"The aviation industry benefits from our space know-how”

Hydraulic systems are increasingly being replaced by electric systems in aeroplanes. Aerospace project manager Robin Phillips knows why – and provides an outlook into the future.



Stefan Roschi maxon Group

Since 2010, maxon has had a dedicated aerospace organization (a business unit by now) that takes care of specialized projects in space and aviation. The best-known ones are the applications for Mars, such as NASA’s and ESA’s rovers. However, the civilian aerospace applications are just as exciting. They are changing the way airplanes are built.


Robin Phillips, why does maxon need a dedicated aerospace business unit?

The aerospace industry has special expectations and requirements to its electric drive technology. This is why our developers and salespeople need to be specialists and focus completely on these customer expectations. This is an important part of our success. Today, eleven people are working full-time on aerospace projects at the maxon headquarters, and about 25 worldwide. Aerospace is still a small market for maxon, but it’s growing continuously. The projects fit well with our philosophy – after all, we want to develop products that push the envelope with regard to power and size, at the highest possible quality. These characteristics are in high demand in airplane production.

What other requirements apply to electric drives in airplanes?

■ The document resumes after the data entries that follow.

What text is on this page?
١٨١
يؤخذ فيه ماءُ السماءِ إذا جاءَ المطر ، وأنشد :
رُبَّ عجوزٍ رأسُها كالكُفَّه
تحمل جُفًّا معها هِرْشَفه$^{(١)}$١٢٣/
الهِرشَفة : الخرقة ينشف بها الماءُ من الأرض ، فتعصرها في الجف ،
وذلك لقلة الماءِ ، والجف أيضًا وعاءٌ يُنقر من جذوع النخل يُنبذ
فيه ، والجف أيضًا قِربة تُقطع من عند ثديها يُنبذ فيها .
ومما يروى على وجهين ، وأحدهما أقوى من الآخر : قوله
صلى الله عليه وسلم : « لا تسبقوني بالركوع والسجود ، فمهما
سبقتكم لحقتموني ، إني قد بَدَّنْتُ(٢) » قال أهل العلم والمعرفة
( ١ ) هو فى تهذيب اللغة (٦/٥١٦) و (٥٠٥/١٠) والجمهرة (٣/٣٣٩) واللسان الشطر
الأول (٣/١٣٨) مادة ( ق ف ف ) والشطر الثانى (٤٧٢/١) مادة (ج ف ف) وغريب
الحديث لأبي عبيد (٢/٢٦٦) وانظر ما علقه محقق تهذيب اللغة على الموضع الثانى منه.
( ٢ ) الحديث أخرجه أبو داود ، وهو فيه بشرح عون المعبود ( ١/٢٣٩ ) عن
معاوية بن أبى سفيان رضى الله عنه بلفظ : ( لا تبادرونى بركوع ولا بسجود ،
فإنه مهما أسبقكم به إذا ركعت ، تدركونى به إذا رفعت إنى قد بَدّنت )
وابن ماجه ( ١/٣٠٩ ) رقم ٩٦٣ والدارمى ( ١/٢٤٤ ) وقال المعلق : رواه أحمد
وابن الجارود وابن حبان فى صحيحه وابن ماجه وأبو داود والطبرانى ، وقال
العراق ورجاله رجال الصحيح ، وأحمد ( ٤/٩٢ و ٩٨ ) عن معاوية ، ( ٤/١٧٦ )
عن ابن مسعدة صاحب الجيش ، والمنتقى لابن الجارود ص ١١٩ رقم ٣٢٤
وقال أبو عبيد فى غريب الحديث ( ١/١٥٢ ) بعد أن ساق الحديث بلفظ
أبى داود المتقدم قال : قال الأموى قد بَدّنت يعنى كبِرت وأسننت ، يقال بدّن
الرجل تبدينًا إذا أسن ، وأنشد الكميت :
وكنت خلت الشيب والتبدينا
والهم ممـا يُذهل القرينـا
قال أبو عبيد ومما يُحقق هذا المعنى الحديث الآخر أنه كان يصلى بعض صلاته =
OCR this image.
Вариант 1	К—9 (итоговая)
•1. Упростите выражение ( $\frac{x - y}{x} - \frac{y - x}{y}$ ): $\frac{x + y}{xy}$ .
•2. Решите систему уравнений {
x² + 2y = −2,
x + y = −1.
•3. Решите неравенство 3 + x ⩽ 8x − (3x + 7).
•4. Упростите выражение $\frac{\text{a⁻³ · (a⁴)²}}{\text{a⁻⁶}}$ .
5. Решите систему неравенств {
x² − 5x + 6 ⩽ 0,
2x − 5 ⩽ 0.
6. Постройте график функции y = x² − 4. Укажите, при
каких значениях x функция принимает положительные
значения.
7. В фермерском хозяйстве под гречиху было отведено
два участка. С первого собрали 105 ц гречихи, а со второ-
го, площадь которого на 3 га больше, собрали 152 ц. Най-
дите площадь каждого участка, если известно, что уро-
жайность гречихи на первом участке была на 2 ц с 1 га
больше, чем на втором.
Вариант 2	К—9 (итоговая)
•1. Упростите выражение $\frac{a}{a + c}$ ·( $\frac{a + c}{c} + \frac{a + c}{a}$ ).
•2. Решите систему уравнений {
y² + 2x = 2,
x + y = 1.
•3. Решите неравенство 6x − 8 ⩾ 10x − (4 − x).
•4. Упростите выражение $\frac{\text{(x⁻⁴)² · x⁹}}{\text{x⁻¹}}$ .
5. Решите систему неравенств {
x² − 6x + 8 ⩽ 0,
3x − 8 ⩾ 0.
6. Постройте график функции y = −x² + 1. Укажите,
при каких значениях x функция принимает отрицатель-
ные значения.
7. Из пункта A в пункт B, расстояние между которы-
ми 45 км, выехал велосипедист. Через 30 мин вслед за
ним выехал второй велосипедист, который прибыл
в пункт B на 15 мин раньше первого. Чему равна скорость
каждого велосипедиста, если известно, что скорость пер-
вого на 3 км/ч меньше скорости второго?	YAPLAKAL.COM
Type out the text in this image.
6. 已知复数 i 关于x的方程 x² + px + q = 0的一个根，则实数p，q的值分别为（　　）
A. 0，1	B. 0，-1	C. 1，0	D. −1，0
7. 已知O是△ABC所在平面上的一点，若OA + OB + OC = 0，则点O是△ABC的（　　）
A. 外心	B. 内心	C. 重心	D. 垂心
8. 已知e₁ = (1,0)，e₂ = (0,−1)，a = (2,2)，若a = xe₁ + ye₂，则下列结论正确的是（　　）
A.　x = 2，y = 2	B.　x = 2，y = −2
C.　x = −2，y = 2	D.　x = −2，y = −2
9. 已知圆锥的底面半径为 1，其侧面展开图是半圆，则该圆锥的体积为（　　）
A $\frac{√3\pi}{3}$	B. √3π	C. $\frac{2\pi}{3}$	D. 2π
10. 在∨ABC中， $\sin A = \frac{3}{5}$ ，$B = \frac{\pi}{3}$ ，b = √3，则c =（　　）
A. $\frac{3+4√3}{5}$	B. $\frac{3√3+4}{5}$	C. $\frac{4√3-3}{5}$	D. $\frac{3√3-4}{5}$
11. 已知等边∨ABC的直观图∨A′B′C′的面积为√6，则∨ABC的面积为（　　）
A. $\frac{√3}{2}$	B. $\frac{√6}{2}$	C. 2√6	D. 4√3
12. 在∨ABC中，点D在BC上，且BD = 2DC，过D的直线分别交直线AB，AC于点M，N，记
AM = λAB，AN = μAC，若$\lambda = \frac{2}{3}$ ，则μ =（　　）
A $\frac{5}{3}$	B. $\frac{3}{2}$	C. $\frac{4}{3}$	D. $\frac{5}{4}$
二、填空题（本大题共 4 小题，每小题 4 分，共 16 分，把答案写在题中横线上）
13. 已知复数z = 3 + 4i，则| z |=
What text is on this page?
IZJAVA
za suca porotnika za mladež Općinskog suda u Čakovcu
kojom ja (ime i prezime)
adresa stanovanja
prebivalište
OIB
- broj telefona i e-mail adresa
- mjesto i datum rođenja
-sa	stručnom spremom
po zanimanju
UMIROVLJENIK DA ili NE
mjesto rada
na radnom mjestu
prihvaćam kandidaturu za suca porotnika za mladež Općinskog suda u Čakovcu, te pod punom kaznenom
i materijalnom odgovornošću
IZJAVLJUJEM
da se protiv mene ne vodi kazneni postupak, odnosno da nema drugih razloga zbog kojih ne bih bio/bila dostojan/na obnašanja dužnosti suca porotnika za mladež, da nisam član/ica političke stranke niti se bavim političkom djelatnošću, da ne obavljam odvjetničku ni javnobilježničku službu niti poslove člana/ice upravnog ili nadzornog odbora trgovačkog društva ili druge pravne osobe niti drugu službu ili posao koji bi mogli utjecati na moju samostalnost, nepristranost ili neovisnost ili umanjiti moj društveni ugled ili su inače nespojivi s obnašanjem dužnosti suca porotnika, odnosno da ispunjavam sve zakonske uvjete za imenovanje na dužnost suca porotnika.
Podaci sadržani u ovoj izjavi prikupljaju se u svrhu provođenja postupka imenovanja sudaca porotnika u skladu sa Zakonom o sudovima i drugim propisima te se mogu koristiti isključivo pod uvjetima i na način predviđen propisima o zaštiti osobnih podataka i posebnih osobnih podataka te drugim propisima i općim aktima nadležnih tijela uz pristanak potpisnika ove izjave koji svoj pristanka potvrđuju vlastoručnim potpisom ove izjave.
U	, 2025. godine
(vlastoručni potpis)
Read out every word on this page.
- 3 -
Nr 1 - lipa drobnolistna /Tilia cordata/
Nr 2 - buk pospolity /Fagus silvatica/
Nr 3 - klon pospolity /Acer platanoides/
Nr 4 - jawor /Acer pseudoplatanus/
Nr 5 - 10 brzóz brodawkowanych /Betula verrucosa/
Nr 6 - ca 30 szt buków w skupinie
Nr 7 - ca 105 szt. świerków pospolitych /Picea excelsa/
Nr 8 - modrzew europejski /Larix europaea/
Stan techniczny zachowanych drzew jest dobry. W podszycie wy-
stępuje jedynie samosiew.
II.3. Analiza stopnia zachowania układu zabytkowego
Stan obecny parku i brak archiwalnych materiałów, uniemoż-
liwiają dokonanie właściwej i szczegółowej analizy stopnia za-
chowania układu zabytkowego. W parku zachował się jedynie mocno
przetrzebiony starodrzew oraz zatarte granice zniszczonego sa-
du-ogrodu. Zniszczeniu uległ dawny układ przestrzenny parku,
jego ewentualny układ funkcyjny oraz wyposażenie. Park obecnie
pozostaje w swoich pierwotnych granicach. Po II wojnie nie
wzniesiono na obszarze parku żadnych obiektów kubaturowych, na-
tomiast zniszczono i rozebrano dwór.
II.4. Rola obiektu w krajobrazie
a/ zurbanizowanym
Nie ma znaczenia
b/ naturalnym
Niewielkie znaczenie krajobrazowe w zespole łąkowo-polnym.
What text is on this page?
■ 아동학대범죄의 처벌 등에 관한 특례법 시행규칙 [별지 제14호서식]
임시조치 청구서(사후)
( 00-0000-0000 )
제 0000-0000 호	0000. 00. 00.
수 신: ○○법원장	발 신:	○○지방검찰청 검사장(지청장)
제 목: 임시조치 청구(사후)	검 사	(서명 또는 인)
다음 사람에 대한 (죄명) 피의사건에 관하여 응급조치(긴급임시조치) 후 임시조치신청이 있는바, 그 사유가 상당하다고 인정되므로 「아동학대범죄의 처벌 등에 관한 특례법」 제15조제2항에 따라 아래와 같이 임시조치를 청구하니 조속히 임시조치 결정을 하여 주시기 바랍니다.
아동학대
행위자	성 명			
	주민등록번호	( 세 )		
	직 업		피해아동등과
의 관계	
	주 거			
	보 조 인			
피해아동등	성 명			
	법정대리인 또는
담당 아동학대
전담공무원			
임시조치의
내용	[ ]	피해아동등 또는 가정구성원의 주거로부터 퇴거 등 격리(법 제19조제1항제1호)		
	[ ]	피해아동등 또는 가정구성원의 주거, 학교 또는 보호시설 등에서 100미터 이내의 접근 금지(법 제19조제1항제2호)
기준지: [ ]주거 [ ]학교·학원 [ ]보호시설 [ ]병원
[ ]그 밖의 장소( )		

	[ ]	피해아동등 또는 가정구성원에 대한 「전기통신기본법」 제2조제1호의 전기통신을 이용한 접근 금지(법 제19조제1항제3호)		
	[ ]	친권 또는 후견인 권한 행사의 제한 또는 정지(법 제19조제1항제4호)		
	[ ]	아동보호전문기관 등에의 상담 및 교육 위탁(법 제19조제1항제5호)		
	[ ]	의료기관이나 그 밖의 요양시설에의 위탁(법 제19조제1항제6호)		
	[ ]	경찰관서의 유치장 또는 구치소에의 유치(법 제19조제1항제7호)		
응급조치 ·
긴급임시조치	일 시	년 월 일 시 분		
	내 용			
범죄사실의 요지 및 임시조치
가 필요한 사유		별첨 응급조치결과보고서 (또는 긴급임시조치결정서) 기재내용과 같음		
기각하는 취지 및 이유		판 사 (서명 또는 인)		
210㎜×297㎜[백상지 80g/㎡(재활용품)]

Electric motors need to function reliably across wide temperature ranges from – 55 to + 85 degrees Celsius, for thousands of cycles. In addition, quality requirements are very high because our drives are being incorporated into applications that are relevant for flight safety, such as the safety valves that cut off the fuel supply in an emergency. At the same time, the industry is under heavy cost pressure, as is evidenced by the low flight ticket prices.

What does this mean for maxon in practice?

We are providing focused training for our employees, for example in soldering techniques. At the same time, we are automating high quality standards in production processes with the relevant tools and processes. This enables us to reliably deliver large quantities. As an example: We supply about 10,000 drives per year for the Boeing 787, or Dreamliner.

«In the future, even flight-critical applications will be controlled by electric drives»

The aviation industry is currently undergoing a migration from hydraulic and pneumatic systems to electrical solutions. What’s the reason for this?

Hydraulic systems are quite maintenance-intensive, and leaks keep popping up. Their fluid-filled lines are also quite heavy. Electric actuators save weight, because they require only a cable for control. They also require very little maintenance.

Why hasn’t this change happened earlier?

Electric motors simply weren’t reliable enough in the past. However, the continuously increasing requirements in various industries have driven companies like ours to become better and better, so that today, even our standard products meet the highest quality requirements. The differences are huge if you compare our current DCX motors with motors from the 1970s.

When will hydraulic systems vanish from passenger aircraft completely?

Smaller planes are already being designed as All Electric Airplanes – except for the jet engines. It will probably take a few decades until this will be the case for large airliners. Flight-critical applications continue to use hydraulic solutions as primary systems, while the redundant systems are already electrical. This is true for example for the actuation of flight control surfaces, or for extending the landing gear. Electric motors come into play only if the primary system fails. However, in the future, even such flight-critical applications will be controlled by two electric drives – so that if the first motor fails, the second motor can take over.

Over the past two decades, maxon has gathered a lot of experience in space applications, with Mars rovers, satellites, private rocket builders. How does the aviation industry benefit from this?

The great learning effect is one reason why we go on such missions. The space industry forces us to examine our motors down to the last detail, running test after test to find and eliminate even the smallest weaknesses. Many of these improvements are then implemented in the standard industry solution. As a result, the aviation industry benefits from our know-how gained in space.